Хулигана я страстно любила,
Прижималась к широкой груди.
Как не вижу - безумно тоскую,
Как увижу - боюсь подойти.
Хулиган был красив сам собою,
Пел, плясал, на гитаре играл.
Как увидел, что я в положенье,
Очень быстро куда-то пропал.
Для кого ж я росла-вырастала,
Для кого ж я, как роза, цвела?
До семнадцати лет не гуляла,
А потом хулигана нашла.
Рано, рано его полюбила,
Рано, рано гулять с ним пошла.
Очень рано я матерью стала,
Хулигану всю жизнь отдала".
* * *
Дни уходят один за другим,
Месяца улетают и годы.
Так недавно я был молодым
И веселым юнцом безбородым.
Но пришла и увяла весна.
Жизнь пошла по распутистым тропкам.
И теперь вот сижу у окна
Поседел за тюремной решеткой.
Не по сердцу мне здесь ничего.
Край чужой, чужеземные дали.
Извели, измотали всего,
В душу, грубо смеясь, наплевали.
А на воле осенняя грусть.
Рощи, ветром побитые, никнут.
Все равно я домой возвращусь,
И родные края меня примут.
Знаю, счастье мое впереди:
Грязь я смою, а грубость запрячу,
И прижмусь к материнской груди,
И от счастья тихонько заплачу.
Здравствуй, милая, добрая мать!
Обнимаю тебя, и целую.
Остается мне верить и ждать,
Что застану тебя я живую.
В ОСЕННИЙ ДЕНЬ
В осенний день, бродя как тень,
Зашел я в первоклассный ресторан.
Но там прием нашел холодный.
Посетитель я негодный:
У студента вечно пуст карман.
Официант - какой-то франт
В сиянье накрахмаленных манжет.
Он подошел, шепнул на ушко:
"Здесь, приятель, не пивнушка,
Для таких, как ты, здесь места нет".
А год спустя, за это мстя,
Я затесался в дивный синдикат.
И, подводя итог итогу,
Стал на новую дорогу,
И надел шкарята без заплат.
Официант - все тот же франт.
В клиенте каждом понимает толк.
Он подошел ко мне учтиво,
Подает мне пару пива,
Предо мной вертится как волчок.
Кричу я в тон: "Хэлло, гарсон!",
В отдельный кабинет перехожу я.
Эй, приглашайте мне артистов,
Скрипачей, саксофонистов.
Вот теперь себя вам покажу я.
Сегодня - ты, а завтра - я.
Судьба-злодейка ловит на аркан.
Сегодня пир даю я с водкой,
Завтра снова за решеткой.
Запрягаю вечный шарабан.
А шарабан мой - американка.
Какая ночь!
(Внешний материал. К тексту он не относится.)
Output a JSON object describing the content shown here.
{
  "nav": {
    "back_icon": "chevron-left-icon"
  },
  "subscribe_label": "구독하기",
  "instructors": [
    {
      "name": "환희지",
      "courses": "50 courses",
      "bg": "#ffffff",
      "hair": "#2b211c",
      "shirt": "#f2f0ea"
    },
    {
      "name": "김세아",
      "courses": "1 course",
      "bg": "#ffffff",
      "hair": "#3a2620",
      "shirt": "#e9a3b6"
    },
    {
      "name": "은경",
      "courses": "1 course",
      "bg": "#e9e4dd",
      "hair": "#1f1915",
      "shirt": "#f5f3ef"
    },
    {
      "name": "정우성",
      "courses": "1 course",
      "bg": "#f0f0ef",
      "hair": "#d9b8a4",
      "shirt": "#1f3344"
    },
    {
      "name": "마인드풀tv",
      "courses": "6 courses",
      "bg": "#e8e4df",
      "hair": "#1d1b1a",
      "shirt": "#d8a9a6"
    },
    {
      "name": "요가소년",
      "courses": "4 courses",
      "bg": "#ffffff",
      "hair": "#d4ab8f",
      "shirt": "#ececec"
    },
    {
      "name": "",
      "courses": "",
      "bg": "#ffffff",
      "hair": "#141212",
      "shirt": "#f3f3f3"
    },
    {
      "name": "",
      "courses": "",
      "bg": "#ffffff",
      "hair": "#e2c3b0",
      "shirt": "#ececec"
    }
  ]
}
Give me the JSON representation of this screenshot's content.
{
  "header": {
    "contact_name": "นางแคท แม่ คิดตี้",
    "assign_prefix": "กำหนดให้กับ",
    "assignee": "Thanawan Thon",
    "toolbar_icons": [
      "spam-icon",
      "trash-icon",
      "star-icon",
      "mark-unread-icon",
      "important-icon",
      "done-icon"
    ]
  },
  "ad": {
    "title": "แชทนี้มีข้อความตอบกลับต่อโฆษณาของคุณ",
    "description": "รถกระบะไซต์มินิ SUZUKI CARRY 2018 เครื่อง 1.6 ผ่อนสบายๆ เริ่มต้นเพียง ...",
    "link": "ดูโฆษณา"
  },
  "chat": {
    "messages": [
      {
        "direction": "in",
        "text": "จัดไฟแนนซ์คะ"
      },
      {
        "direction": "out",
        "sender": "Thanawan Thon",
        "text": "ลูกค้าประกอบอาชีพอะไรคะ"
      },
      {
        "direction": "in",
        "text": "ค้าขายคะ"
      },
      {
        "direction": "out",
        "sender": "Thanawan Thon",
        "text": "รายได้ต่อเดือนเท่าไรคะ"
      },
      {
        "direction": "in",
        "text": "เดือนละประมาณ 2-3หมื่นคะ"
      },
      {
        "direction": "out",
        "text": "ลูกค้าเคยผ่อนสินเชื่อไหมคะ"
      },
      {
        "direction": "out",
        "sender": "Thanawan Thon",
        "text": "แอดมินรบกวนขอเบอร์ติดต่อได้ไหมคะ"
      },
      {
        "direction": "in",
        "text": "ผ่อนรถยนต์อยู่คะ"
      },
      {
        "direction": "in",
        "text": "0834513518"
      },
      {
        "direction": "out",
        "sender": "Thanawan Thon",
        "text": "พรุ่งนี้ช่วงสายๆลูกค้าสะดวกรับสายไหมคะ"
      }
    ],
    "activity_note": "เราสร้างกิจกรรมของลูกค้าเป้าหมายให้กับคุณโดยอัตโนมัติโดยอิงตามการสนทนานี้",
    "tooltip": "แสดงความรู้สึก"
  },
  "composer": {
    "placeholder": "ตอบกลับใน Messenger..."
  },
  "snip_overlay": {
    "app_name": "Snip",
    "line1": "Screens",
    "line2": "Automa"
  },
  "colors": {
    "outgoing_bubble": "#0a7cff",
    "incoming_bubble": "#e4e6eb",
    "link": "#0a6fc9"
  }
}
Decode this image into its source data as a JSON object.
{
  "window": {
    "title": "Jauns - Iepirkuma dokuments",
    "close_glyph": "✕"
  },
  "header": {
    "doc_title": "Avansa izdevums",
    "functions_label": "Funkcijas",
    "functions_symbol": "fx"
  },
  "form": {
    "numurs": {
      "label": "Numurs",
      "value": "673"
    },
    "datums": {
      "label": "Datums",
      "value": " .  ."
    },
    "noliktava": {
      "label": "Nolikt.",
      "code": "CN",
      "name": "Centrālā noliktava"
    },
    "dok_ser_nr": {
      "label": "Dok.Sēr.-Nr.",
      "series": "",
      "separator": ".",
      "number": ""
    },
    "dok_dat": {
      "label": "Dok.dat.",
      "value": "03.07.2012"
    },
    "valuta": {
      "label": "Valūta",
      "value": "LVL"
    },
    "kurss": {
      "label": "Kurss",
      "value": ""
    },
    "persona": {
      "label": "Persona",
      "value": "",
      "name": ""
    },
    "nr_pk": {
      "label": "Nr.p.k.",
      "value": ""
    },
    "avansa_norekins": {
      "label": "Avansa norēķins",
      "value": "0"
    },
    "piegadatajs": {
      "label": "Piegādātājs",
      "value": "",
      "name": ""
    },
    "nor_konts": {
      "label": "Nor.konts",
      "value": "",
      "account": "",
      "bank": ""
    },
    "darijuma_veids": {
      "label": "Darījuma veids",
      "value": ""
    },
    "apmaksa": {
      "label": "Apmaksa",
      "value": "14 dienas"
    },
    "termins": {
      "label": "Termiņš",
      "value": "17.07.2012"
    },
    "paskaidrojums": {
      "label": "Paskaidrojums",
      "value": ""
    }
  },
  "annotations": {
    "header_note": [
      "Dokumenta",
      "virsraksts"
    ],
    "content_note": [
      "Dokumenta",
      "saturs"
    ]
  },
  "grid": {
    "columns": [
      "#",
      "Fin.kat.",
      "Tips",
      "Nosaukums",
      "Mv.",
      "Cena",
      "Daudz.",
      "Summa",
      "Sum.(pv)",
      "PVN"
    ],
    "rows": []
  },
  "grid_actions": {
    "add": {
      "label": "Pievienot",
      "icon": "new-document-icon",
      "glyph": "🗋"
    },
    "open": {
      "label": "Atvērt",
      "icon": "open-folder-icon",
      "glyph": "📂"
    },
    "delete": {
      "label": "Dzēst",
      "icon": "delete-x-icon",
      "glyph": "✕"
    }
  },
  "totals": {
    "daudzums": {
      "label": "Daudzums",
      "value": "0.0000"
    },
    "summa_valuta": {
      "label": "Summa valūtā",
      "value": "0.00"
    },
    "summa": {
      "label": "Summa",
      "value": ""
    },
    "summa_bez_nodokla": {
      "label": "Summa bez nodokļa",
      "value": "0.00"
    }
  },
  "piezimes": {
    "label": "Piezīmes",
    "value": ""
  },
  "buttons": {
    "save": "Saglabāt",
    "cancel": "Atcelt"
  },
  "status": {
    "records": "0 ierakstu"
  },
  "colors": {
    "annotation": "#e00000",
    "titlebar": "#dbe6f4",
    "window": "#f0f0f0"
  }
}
Какая пьянка!
Друзья, танцуйте, пойте, пейте,
А надоест - посуду бейте.
Я заплачу. За все плачу.
ВДАЛИ ШУМЕЛИ КАМЫШИ
Среди бушующей толпы
Судили парня молодого.
Он был красив и молчалив,
Но в жизни сделал много злого.
Его хотели расстрелять,
Но он просил у судей слова.
Ему не смели отказать
В законе права нет такого.
"Когда мне было десять лет,
Я из семьи родной сорвался.
Я научился воровать,
И со шпаною повязался.
Когда мне было двадцать лет,
Я был в кругу ребят фартовых.
И то, что грабил я один,
Мы всё делили меж собою.
Однажды мы вошли в село,
Где люди мирно-тихо спали.
И стали грабить один дом,
Но света в нем не зажигали.
Когда я взялся зажечь свет,
О боже, что я там увидел.
О боже, ты меня прости
Я сам себя возненавидел.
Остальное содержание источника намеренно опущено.